ZFS Deduplication Questions

cmunroe · March 26, 2019, 6:27pm

I’m working on making a new urbackup server. We are using a mixture of Image based backups, and file based backups as of current against BTRFS. However, we want to move to image based backups for everything. The problem of course becomes space.

So, my first question is can ZFS deduplicate two identical files in two different machine images? Do I need special settings to make this happen, and what are they?

Secondly, is there any statistics on the space savings between ZFS and BTRFS for image and file based backups?

Finally, any suggestions or warnings in the utilization of ZFS with urbackup?

Thank you for your time.

orogor · March 26, 2019, 9:00pm

Hello

You need to read up on zfs deduplication.
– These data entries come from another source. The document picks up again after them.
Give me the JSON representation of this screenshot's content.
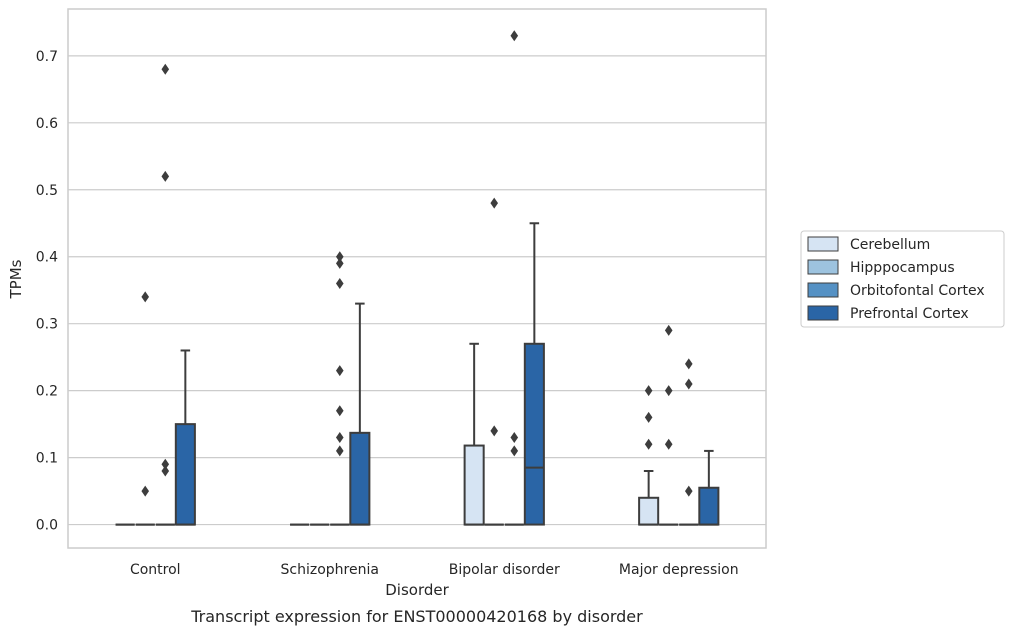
{
  "caption": "Transcript expression for ENST00000420168 by disorder",
  "chart_data": {
    "type": "box",
    "title": "",
    "xlabel": "Disorder",
    "ylabel": "TPMs",
    "ylim": [
      -0.035,
      0.77
    ],
    "yticks": [
      0.0,
      0.1,
      0.2,
      0.3,
      0.4,
      0.5,
      0.6,
      0.7
    ],
    "ytick_labels": [
      "0.0",
      "0.1",
      "0.2",
      "0.3",
      "0.4",
      "0.5",
      "0.6",
      "0.7"
    ],
    "grid": "horizontal",
    "legend_position": "right",
    "categories": [
      "Control",
      "Schizophrenia",
      "Bipolar disorder",
      "Major depression"
    ],
    "series": [
      {
        "name": "Cerebellum",
        "color": "#d6e4f3",
        "boxes": [
          {
            "q1": 0,
            "median": 0,
            "q3": 0,
            "whisker_low": 0,
            "whisker_high": 0,
            "outliers": []
          },
          {
            "q1": 0,
            "median": 0,
            "q3": 0,
            "whisker_low": 0,
            "whisker_high": 0,
            "outliers": []
          },
          {
            "q1": 0,
            "median": 0,
            "q3": 0.118,
            "whisker_low": 0,
            "whisker_high": 0.27,
            "outliers": []
          },
          {
            "q1": 0,
            "median": 0,
            "q3": 0.04,
            "whisker_low": 0,
            "whisker_high": 0.08,
            "outliers": [
              0.12,
              0.16,
              0.2
            ]
          }
        ]
      },
      {
        "name": "Hipppocampus",
        "color": "#9dc3df",
        "boxes": [
          {
            "q1": 0,
            "median": 0,
            "q3": 0,
            "whisker_low": 0,
            "whisker_high": 0,
            "outliers": [
              0.05,
              0.34
            ]
          },
          {
            "q1": 0,
            "median": 0,
            "q3": 0,
            "whisker_low": 0,
            "whisker_high": 0,
            "outliers": []
          },
          {
            "q1": 0,
            "median": 0,
            "q3": 0,
            "whisker_low": 0,
            "whisker_high": 0,
            "outliers": [
              0.14,
              0.48
            ]
          },
          {
            "q1": 0,
            "median": 0,
            "q3": 0,
            "whisker_low": 0,
            "whisker_high": 0,
            "outliers": [
              0.12,
              0.2,
              0.29
            ]
          }
        ]
      },
      {
        "name": "Orbitofontal Cortex",
        "color": "#5591c4",
        "boxes": [
          {
            "q1": 0,
            "median": 0,
            "q3": 0,
            "whisker_low": 0,
            "whisker_high": 0,
            "outliers": [
              0.08,
              0.09,
              0.52,
              0.68
            ]
          },
          {
            "q1": 0,
            "median": 0,
            "q3": 0,
            "whisker_low": 0,
            "whisker_high": 0,
            "outliers": [
              0.11,
              0.13,
              0.17,
              0.23,
              0.36,
              0.39,
              0.4
            ]
          },
          {
            "q1": 0,
            "median": 0,
            "q3": 0,
            "whisker_low": 0,
            "whisker_high": 0,
            "outliers": [
              0.11,
              0.13,
              0.73
            ]
          },
          {
            "q1": 0,
            "median": 0,
            "q3": 0,
            "whisker_low": 0,
            "whisker_high": 0,
            "outliers": [
              0.05,
              0.21,
              0.24
            ]
          }
        ]
      },
      {
        "name": "Prefrontal Cortex",
        "color": "#2a65a6",
        "boxes": [
          {
            "q1": 0,
            "median": 0,
            "q3": 0.15,
            "whisker_low": 0,
            "whisker_high": 0.26,
            "outliers": []
          },
          {
            "q1": 0,
            "median": 0,
            "q3": 0.137,
            "whisker_low": 0,
            "whisker_high": 0.33,
            "outliers": []
          },
          {
            "q1": 0,
            "median": 0.085,
            "q3": 0.27,
            "whisker_low": 0,
            "whisker_high": 0.45,
            "outliers": []
          },
          {
            "q1": 0,
            "median": 0,
            "q3": 0.055,
            "whisker_low": 0,
            "whisker_high": 0.11,
            "outliers": []
          }
        ]
      }
    ]
  }
}
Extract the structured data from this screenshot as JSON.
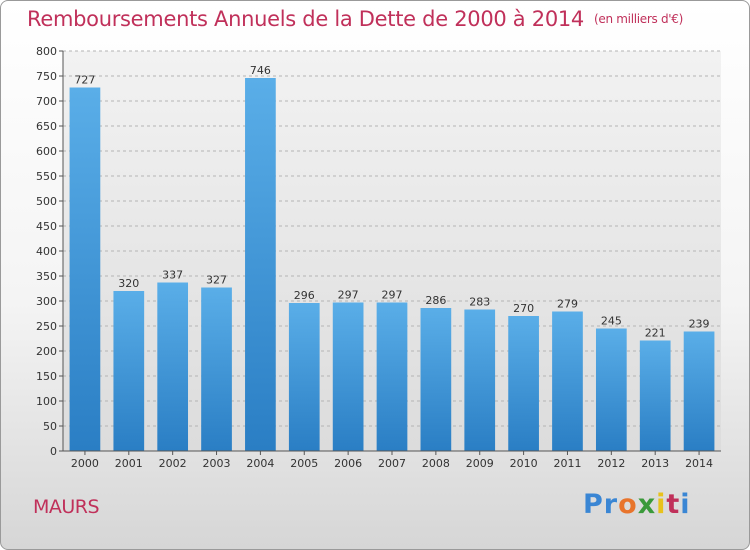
{
  "title": "Remboursements Annuels de la Dette de 2000 à 2014",
  "unit": "(en milliers d'€)",
  "commune": "MAURS",
  "logo": {
    "letters": [
      "P",
      "r",
      "o",
      "x",
      "i",
      "t",
      "i"
    ],
    "colors": [
      "#3a86d4",
      "#3a86d4",
      "#e8742c",
      "#3a9a3a",
      "#e8c21c",
      "#c0305a",
      "#3a86d4"
    ]
  },
  "chart_data": {
    "type": "bar",
    "title": "Remboursements Annuels de la Dette de 2000 à 2014",
    "subtitle": "(en milliers d'€)",
    "categories": [
      "2000",
      "2001",
      "2002",
      "2003",
      "2004",
      "2005",
      "2006",
      "2007",
      "2008",
      "2009",
      "2010",
      "2011",
      "2012",
      "2013",
      "2014"
    ],
    "values": [
      727,
      320,
      337,
      327,
      746,
      296,
      297,
      297,
      286,
      283,
      270,
      279,
      245,
      221,
      239
    ],
    "ylim": [
      0,
      800
    ],
    "yticks": [
      0,
      50,
      100,
      150,
      200,
      250,
      300,
      350,
      400,
      450,
      500,
      550,
      600,
      650,
      700,
      750,
      800
    ],
    "grid": "horizontal-dashed",
    "bar_color_top": "#5aaee8",
    "bar_color_bottom": "#2a7ec4",
    "data_labels": true
  }
}
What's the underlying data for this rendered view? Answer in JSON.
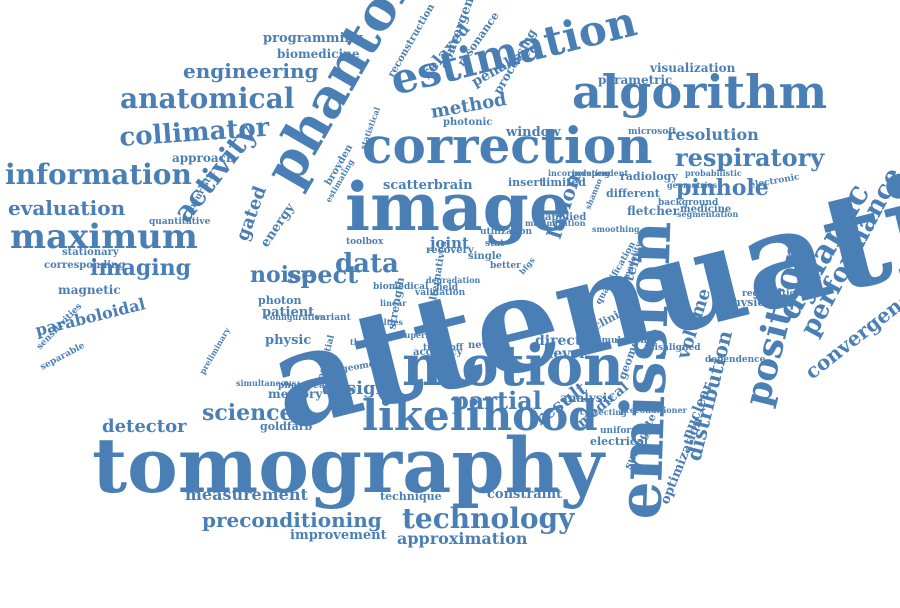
{
  "colors": {
    "word": "#4a7fb5",
    "background": "#ffffff"
  },
  "words": [
    "attenuation",
    "tomography",
    "emission",
    "image",
    "phantom",
    "correction",
    "estimation",
    "algorithm",
    "motion",
    "likelihood",
    "positron",
    "technology",
    "maximum",
    "information",
    "anatomical",
    "collimator",
    "respiratory",
    "dynamic",
    "performance",
    "convergence",
    "activity",
    "science",
    "data",
    "evaluation",
    "engineering",
    "imaging",
    "spect",
    "pinhole",
    "preconditioning",
    "partial",
    "detector",
    "measurement",
    "approximation",
    "method",
    "volume",
    "distribution",
    "noise",
    "design",
    "result",
    "resolution",
    "gated",
    "paraboloidal",
    "lesion",
    "medical",
    "improvement",
    "programming",
    "biomedicine",
    "relaxed",
    "convergent",
    "penalized",
    "processing",
    "parametric",
    "visualization",
    "reconstruction",
    "resonance",
    "window",
    "approach",
    "scatterbrain",
    "fletcher",
    "radiology",
    "magnetic",
    "joint",
    "insert",
    "direct",
    "level",
    "system",
    "patient",
    "constraint",
    "technique",
    "physic",
    "memory",
    "analysis",
    "nuclear",
    "optimization",
    "surrogate",
    "electrical",
    "clinical",
    "geometry",
    "medicine",
    "microsoft",
    "electronic",
    "registration",
    "physical",
    "energy",
    "photon",
    "different",
    "limited",
    "applied",
    "stationary",
    "corresponding",
    "quantitative",
    "heuristic",
    "separable",
    "sensitivities",
    "goldfarb",
    "potential",
    "accuracy",
    "newton",
    "geometric",
    "photopeak",
    "strength",
    "recovery",
    "single",
    "toolbox",
    "field",
    "better",
    "photonic",
    "broyden",
    "uniformity",
    "misaligned",
    "preconditioner",
    "simulation",
    "utilization",
    "variant",
    "penalty",
    "probabilistic",
    "geometries",
    "incorporating",
    "independent",
    "background",
    "segmentation",
    "dependence",
    "quantification",
    "modality",
    "estimating",
    "validation",
    "bfgs",
    "smoothing",
    "shanno",
    "statistical",
    "maximization",
    "correcting",
    "simultaneous",
    "configuration",
    "preliminary",
    "degradation",
    "penalties",
    "alternatives",
    "linear",
    "theory",
    "biomedical",
    "superior",
    "tradeoff",
    "stat",
    "pet"
  ]
}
It consume a lot of ram, and that’s mandatory, so there s a ratio of memory to ram to provide, if you lack ram , you can t use the fs.
If you use special mode btrfs, the deletion operation should be faster.
I don’t use image backup too much, and for file backup , i didn’t get any noticeable différence
Btrfs has offline deduplication that you need to schedule , on zfs it happens in realtime.

cmunroe · March 28, 2019, 3:45pm

Correct, I already know of needing anywhere between 2 and 4 GB of RAM for every TB of storage. Memory isn’t the problem here, and neither is the specs. The problem here is whether or not ZFS is worth the extra cost in regards to image based backups.

uroni · March 28, 2019, 3:50pm

Obviously disable compression (vhdz). Maybe you’d get better results with raw image backups on ZFS? The problem may be that ZFS does block level deduplication and the files on NTFS may be on slightly different block boundaries. So maybe experiment with the ZFS block size…

cmunroe · March 28, 2019, 4:00pm

Has anyone ever run tests to see how much ZFS will deduplicate out of image based backups in COW/VHD images? Do we know if it will even?

From my understanding BTRFS only does deduplication in File backups, and in the incrementals of the same image backup. Isn’t that correct?

tmo7452 · March 30, 2019, 12:24am

urBackup works with BTRFS to handle this at very low level. Each backup (both image and file) is stored in a separate subvolume. When a new incremental backup starts, it first asks BTRFS to clone the subvolume (with is immediate and takes no space), then it writes all the changes to the new one. Since the entire subvolume is COW, only the changes consume space on the disk. Since the COW aspect is block-level and not file-level, this applies to RAW image backups as well. In this setup, you would want to completely disable full backups for both files and images. urBackup will automatically create one anyway if no previous backup exists.

I have no experience with ZFS, but according to the urBackup documentation it works the same way.

cmunroe · April 3, 2019, 5:41pm

I setup a test server, and pointed two similar machines at the urbackup server. Both machines are running 1809 windows, and have similar software installed. I was hoping that many similar chunks like windows would be deduplicated out with urbackup and ZFS. However, even with RAW COW images this doesn’t seem to be the case.

Here was my results, and they just don’t seem worth the cost:

NAME     SIZE  ALLOC   FREE  EXPANDSZ   FRAG    CAP  DEDUP  HEALTH  ALTROOT
backup   896G   183G   713G         -     4%    20%  1.09x  ONLINE  -

uroni · April 3, 2019, 5:58pm

As said, you’ll probably get better results if you set ZFS max block size equal to the ntfs cluster size (usually 4096 bytes). That makes the ZFS dedup use a lot more RAM, though.

Even if you get good results, it is probably not worth it. The reason is that (at least with hard disks) IOPS don’t scale with size. And nowadays you have 10TB hard disks with max 200 IOPS. Even the normal cow backup method often causes too much random IO.